Le jeudi 19 mai, pour la première fois, l'équipe a appris aux élèves à bouturer le corail pour à la fois comprendre la fragilité et le fonctionnement de cet organisme constructeur de récif, apprendre à suivre sa croissance via la technique de photogrammétrie, et d'ici quelques mois à co-construire un nouveau sentier marin éducatif à Grande Terre ouvert au public.
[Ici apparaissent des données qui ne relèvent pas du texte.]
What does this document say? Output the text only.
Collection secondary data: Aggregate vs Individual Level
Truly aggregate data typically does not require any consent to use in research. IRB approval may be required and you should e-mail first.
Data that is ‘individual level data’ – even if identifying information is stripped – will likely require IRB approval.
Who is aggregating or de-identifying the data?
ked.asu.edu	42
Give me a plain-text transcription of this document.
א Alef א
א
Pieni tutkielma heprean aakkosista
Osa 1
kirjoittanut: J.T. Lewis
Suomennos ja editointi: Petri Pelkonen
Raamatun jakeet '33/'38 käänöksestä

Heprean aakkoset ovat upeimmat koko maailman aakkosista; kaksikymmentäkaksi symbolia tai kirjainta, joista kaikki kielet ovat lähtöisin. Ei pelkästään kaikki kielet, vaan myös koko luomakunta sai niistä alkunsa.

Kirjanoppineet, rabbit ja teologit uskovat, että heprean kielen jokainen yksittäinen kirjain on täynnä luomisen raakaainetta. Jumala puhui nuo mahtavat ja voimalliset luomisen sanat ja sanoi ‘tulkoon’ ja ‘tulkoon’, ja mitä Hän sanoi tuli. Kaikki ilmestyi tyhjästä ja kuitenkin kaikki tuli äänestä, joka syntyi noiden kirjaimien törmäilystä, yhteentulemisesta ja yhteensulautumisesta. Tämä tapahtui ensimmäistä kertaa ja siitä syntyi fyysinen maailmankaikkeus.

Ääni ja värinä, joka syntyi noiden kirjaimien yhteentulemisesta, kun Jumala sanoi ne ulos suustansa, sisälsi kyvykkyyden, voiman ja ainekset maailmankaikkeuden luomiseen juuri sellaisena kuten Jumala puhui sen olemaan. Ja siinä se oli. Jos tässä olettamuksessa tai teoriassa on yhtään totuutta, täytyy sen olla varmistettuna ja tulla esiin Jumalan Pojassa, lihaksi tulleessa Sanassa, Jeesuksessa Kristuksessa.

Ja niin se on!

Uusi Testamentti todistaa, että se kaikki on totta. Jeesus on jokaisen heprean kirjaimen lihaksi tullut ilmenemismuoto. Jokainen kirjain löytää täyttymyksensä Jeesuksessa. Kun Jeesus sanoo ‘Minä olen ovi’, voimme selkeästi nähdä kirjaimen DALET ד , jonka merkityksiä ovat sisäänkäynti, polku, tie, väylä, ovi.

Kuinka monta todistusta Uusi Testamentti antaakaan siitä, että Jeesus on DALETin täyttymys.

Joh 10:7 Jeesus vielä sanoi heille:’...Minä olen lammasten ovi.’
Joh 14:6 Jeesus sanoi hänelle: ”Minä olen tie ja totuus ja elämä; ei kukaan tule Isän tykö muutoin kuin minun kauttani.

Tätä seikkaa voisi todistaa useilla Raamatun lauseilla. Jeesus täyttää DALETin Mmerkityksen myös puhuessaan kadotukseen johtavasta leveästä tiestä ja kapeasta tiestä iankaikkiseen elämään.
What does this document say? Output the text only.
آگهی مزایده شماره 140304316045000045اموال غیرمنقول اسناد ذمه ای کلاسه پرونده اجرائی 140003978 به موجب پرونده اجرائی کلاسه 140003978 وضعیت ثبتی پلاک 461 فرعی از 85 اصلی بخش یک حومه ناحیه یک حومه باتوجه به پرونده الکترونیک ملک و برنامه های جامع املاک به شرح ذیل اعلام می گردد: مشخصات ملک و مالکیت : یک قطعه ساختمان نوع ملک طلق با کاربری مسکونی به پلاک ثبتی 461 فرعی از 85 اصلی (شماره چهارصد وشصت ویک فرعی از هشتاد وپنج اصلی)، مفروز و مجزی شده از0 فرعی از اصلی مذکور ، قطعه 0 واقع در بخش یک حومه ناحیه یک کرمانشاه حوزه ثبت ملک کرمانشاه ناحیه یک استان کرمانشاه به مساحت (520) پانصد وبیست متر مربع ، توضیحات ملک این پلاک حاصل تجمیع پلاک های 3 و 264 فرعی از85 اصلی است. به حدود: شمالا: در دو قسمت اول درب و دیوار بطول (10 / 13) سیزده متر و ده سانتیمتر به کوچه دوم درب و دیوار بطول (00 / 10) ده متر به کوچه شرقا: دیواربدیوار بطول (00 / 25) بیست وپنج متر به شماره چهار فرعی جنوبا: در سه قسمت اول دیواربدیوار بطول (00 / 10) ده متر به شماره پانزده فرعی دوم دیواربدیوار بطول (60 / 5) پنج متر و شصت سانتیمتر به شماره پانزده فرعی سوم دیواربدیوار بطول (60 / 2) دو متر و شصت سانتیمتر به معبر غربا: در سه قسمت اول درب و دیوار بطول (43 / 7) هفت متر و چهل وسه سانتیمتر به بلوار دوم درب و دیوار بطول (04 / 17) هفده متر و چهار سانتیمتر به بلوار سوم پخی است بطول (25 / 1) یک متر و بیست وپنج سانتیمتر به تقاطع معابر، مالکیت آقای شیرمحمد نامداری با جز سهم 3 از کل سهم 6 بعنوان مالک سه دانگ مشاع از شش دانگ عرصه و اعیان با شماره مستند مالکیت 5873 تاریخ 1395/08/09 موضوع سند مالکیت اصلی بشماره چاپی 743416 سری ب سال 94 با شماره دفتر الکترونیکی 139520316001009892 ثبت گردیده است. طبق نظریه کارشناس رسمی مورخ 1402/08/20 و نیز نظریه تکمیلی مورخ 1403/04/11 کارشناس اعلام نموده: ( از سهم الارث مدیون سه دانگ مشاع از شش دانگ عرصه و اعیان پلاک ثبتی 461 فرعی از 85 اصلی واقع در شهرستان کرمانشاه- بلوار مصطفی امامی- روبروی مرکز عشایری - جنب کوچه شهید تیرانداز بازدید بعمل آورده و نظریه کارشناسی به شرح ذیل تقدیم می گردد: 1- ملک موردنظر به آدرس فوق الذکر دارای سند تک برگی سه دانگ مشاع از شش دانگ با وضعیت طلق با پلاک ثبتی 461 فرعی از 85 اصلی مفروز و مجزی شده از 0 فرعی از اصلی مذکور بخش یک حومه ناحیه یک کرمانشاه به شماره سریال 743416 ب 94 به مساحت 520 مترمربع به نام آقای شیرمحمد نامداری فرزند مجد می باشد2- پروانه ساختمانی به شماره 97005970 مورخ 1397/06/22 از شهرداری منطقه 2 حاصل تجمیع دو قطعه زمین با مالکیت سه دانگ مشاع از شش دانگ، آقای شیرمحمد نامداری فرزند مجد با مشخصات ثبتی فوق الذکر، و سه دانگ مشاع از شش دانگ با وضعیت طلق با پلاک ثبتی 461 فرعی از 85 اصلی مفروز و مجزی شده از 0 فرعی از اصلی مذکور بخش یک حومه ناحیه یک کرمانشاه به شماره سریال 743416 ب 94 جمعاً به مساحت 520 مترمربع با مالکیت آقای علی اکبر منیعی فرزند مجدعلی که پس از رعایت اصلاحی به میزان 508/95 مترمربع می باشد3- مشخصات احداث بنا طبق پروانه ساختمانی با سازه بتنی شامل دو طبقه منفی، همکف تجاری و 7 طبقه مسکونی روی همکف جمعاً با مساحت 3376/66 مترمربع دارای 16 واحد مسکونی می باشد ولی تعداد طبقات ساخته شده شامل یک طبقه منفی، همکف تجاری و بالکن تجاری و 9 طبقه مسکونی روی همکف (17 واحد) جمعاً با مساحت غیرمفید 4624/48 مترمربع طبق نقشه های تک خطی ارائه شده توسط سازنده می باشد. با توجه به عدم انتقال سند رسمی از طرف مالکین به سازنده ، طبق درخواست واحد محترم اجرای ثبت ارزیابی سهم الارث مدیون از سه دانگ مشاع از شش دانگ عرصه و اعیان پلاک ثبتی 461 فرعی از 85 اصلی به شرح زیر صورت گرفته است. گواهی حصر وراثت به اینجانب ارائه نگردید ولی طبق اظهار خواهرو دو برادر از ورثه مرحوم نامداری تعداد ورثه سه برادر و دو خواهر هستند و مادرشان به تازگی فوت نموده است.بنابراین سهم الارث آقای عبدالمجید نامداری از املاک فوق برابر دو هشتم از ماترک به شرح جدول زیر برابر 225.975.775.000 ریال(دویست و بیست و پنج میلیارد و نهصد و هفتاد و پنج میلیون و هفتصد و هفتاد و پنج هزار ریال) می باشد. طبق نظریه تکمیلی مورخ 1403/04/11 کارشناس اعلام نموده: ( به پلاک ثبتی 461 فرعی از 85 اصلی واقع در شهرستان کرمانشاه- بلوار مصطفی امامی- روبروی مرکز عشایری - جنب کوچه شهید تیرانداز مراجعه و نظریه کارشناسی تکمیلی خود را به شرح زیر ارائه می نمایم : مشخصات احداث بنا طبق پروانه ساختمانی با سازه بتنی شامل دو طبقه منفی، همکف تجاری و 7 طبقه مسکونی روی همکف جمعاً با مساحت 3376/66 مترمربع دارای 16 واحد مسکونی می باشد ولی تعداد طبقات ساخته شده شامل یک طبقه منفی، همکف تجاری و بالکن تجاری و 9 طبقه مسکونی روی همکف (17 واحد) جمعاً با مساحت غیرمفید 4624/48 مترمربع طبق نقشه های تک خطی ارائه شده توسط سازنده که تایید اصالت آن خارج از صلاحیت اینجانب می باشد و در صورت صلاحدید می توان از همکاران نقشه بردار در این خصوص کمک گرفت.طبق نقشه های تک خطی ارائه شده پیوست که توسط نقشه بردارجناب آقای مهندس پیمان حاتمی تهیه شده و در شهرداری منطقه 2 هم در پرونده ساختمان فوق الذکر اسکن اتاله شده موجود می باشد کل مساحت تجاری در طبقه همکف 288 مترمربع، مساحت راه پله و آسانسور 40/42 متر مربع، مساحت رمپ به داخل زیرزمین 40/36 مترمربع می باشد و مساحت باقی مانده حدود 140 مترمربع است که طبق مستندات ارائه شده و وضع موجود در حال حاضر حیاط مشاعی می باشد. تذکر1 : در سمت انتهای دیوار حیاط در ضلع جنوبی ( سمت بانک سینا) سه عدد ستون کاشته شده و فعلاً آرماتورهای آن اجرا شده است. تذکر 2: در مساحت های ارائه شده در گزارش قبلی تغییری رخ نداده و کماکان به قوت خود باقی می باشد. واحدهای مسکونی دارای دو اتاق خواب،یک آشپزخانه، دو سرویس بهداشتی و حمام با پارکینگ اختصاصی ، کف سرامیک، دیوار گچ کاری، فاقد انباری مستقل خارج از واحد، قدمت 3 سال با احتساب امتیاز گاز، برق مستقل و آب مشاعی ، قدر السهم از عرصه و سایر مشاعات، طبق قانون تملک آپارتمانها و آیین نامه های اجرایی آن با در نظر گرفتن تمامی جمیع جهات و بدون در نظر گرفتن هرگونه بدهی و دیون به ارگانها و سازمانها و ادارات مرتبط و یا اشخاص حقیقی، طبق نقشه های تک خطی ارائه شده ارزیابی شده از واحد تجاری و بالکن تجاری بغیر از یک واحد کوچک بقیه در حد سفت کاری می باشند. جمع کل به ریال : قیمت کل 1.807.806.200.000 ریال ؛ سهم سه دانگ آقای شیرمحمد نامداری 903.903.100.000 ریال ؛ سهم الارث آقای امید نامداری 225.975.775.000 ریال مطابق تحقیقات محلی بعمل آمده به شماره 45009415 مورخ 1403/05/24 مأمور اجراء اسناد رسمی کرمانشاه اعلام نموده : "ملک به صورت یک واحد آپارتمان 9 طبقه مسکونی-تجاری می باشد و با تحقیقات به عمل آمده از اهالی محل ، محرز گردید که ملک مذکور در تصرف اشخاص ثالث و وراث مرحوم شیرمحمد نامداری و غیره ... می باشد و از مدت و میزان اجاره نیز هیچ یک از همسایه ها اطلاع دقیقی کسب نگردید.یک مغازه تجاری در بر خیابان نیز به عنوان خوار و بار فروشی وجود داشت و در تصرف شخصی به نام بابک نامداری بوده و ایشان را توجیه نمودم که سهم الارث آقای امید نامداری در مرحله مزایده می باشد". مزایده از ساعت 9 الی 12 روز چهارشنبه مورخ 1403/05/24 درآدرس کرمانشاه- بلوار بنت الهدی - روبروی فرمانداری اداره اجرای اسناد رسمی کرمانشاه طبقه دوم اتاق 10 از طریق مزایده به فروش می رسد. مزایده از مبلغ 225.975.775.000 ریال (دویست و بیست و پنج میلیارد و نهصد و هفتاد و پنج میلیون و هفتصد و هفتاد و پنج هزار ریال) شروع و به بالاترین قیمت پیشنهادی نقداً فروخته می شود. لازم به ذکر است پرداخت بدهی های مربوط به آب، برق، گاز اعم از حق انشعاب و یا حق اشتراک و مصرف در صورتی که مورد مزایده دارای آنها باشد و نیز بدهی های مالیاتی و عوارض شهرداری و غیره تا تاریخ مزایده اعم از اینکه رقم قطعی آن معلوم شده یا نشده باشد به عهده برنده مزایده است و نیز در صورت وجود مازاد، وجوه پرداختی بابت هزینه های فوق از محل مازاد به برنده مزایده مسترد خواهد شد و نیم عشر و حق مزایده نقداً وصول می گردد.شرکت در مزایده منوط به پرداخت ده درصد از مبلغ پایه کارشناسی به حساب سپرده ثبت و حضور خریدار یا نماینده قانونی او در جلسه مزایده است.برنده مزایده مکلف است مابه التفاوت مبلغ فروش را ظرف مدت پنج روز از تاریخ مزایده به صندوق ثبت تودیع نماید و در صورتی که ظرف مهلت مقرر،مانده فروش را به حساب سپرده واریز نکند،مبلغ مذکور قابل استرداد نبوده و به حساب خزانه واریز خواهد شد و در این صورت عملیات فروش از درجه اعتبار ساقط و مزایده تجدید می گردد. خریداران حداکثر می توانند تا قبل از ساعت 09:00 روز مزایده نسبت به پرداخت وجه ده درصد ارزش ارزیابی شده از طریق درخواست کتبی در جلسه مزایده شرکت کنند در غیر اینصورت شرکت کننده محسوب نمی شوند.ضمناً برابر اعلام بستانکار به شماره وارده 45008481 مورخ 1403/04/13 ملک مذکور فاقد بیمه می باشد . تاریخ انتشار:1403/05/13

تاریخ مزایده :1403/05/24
Mais en pratique, c'est quoi bouturer le corail? Le corail est un animal calcaire, qui se reproduit par voie sexuée ou asexuée par bouturage, c'est-à-dire la recomposition de corail à partir de différents fragments de coraux (des boutures) qui sont collectés puis taillés avec beaucoup de précautions et ensuite collés orientés vers la lumière sur des plots et enfin remis à l'eau pour qu'ils puissent pousser. 

Cette journée de travail avec les enfants a été riche en émotions, et actions. Plus d'une soixantaine d'enfants (CE1/CM1/6eme/3eme) étaient présents pour apprendre avec l'équipe scientifique les techniques de bouturage du corail et s'y exercer. D'autres ateliers en lien avec cette action ont également eu lieu.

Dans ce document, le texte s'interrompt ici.